Gable of course plays Gable. I found it funny that apparently he was supposed to be English here. Like Sean Connery today, Gable didn't do accents. Why they didn't change the lines to make him American though is a bit baffling. I suppose they were being faithful to the original novel.
Harlow has to be my favorite actress of the 1930s. Her fast talking, morally loose, street talking brassy blonde character never fails to entertain me. When you look at a photo of her she doesn't neccesarily look classically beautiful, but she had charisma in spades. She plays off of Gable's he-man persona perfectly and it's easy to see why they were paired so often in movies.
I also must mention Robert Benchley as the drunken writer. He boards the ship drunk and remains drunk for the rest of the voyage, providing some great comic relief.

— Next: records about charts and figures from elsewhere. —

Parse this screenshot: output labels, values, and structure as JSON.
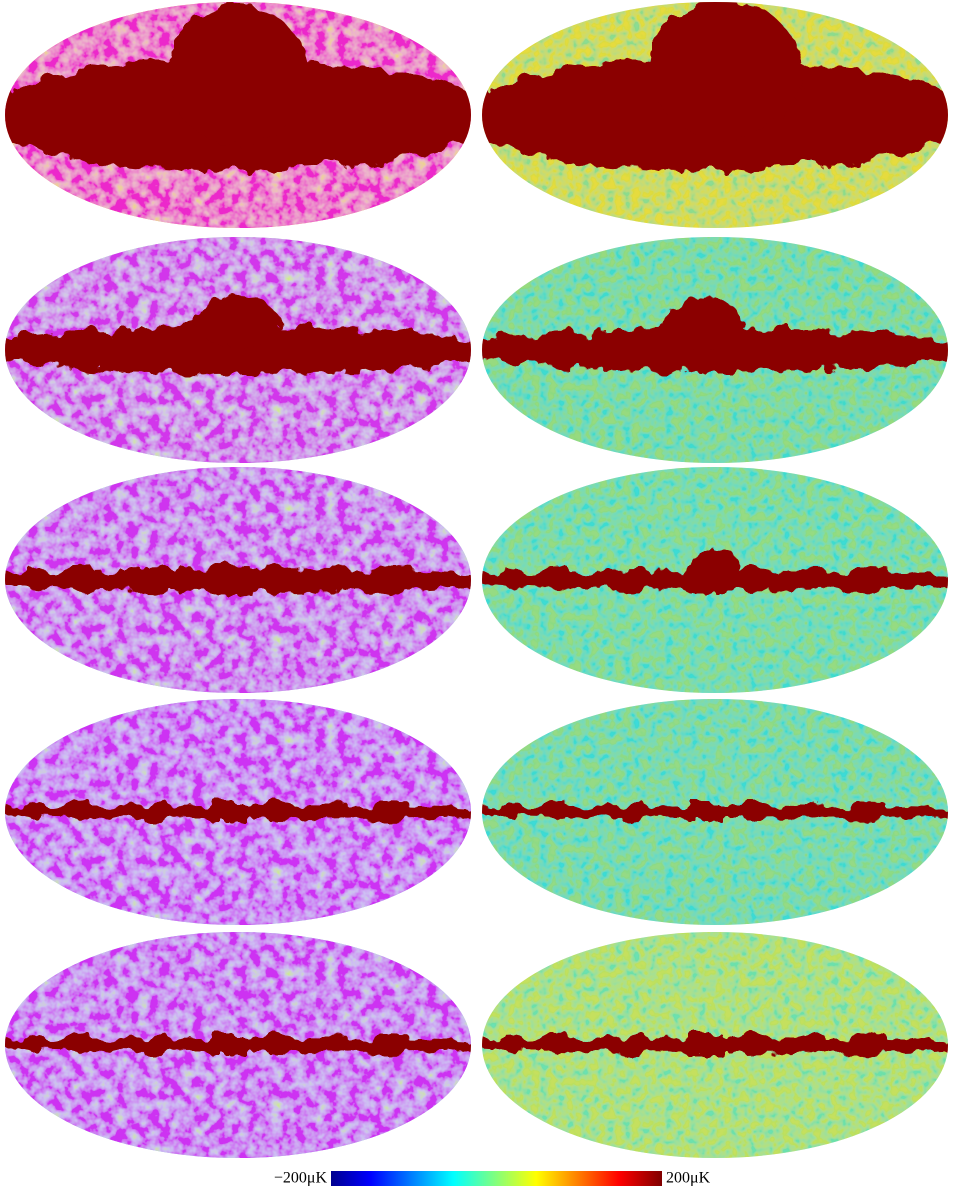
{
  "colorbar": {
    "min_label": "−200μK",
    "max_label": "200μK"
  }
}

Today's movies could take a lesson from this one. It packs more entertainment into its hour and 26 minutes than most of today's butt-numbingly long films. I'd say someone should remake this, but who could live up to Gable and Harlow and if they did, it would probably end up being a 3 hour epic.

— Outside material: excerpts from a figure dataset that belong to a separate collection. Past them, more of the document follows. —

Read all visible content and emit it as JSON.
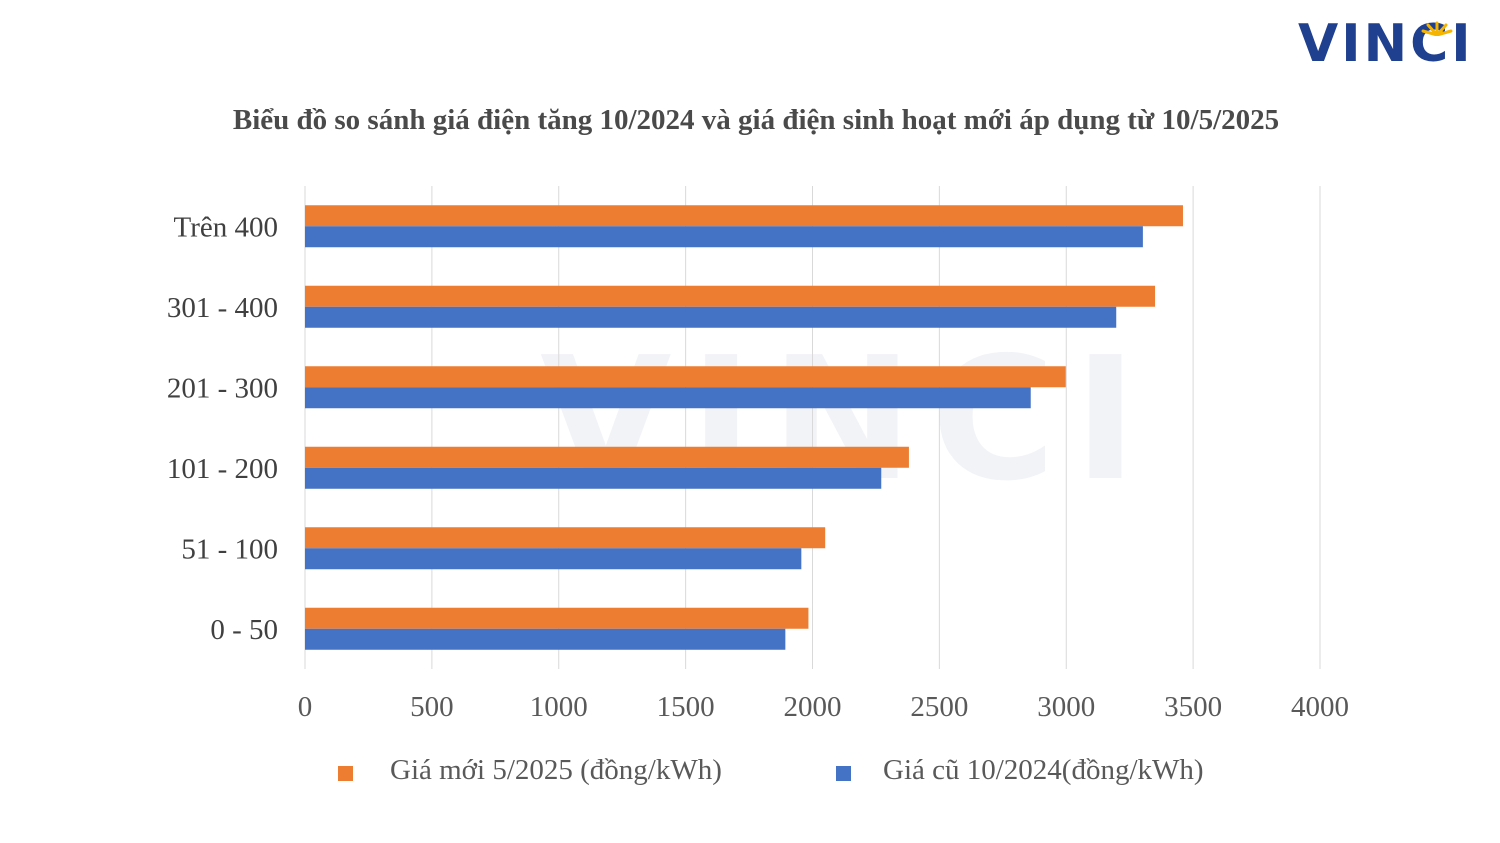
{
  "logo": {
    "text": "VINCI",
    "color": "#1f3f8f",
    "ray_color": "#f5b400"
  },
  "watermark": {
    "text": "VINCI"
  },
  "chart_data": {
    "type": "bar",
    "orientation": "horizontal",
    "title": "Biểu đồ so sánh giá điện tăng 10/2024 và giá điện sinh hoạt mới áp dụng từ 10/5/2025",
    "categories": [
      "0 - 50",
      "51 - 100",
      "101 - 200",
      "201 - 300",
      "301 - 400",
      "Trên 400"
    ],
    "series": [
      {
        "name": "Giá mới 5/2025 (đồng/kWh)",
        "color": "#ed7d31",
        "values": [
          1984,
          2050,
          2380,
          2998,
          3350,
          3460
        ]
      },
      {
        "name": "Giá cũ 10/2024(đồng/kWh)",
        "color": "#4472c4",
        "values": [
          1893,
          1956,
          2271,
          2860,
          3197,
          3302
        ]
      }
    ],
    "xlim": [
      0,
      4000
    ],
    "xticks": [
      0,
      500,
      1000,
      1500,
      2000,
      2500,
      3000,
      3500,
      4000
    ],
    "xlabel": "",
    "ylabel": "",
    "grid": true,
    "legend_position": "bottom"
  }
}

Clark Gable and Jean Harlow in China Seas.
I have to begin by saying that while I was thoroughly entertained by China Seas I prefer Gable and Harlow together in Red Dust. Clark Gable was arguably the greatest leading man ever in Hollywood. One female costar was rarely enough for him. Jean Harlow possessed a raw sexuality and seemed completely authentic in every thing she did. Together they truly lit up the screen.
The story lacks originality although it more than makes up for that fact by being fast-paced entertainment with two exciting action sequences; the typhoon and the pirate attack. The love triangle though was done better in Red Dust with Mary Astor playing the lady to Harlow’s tramp. A young Rosalind Russell does a decent job here but the refined Sybil is certainly not a character she would become famous for playing.
She and Lewis Stone are the only stars playing against type. Russell would soon become famous playing fast-talking working girls. Stone plays the notorious coward Tom Davids. He was just another character actor until he replaced Lionel Barrymore as Mickey Rooney’s father, that perfect moral compass Judge Hardy, in the Andy Hardy pictures.
I agree that Robert Benchley is funny in the Frank McHugh type drunken sidekick role, although the fact that he would be dead in 10 years from too much booze is rather sobering. Wallace Beery and C. Aubrey Smith are their reliable old selves. Beery gets one of the movie’s best scenes when he attempts to out drink Harlow. (I’ve played a few drinking games in my time but unlike Eric, I never played this one.) I can’t not mention Hattie McDaniel. She always brought some uniquely sassy personality to her many maid roles. She brightens the few scenes she shares here with Harlow.
Still Gable and Harlow are why this movie is remembered. They made any movie better with their presence and together they created sparks.
Gable is at his manliest, barking orders to his subordinates while charming the panties off the women in his life. He was at his most physically attractive stage in the mid-1930’s. He has such personal magnetism and imposing stature that you can’t look at anyone else when he is commanding the screen.
Harlow was always Harlow. She knew who she was and how to say her lines. The one scene where she surprised me here was when she nobly gives up Gable so that he can be with Russell. (Whether or not he goes for her I won’t say.) Harlow demonstrates real emotion here and gives a glimpse of what a fine dramatic actress she might have been.
China Seas is grand old fashioned movie making. It matters not that it all seems terribly familiar to any fan of 1930’s Hollywood.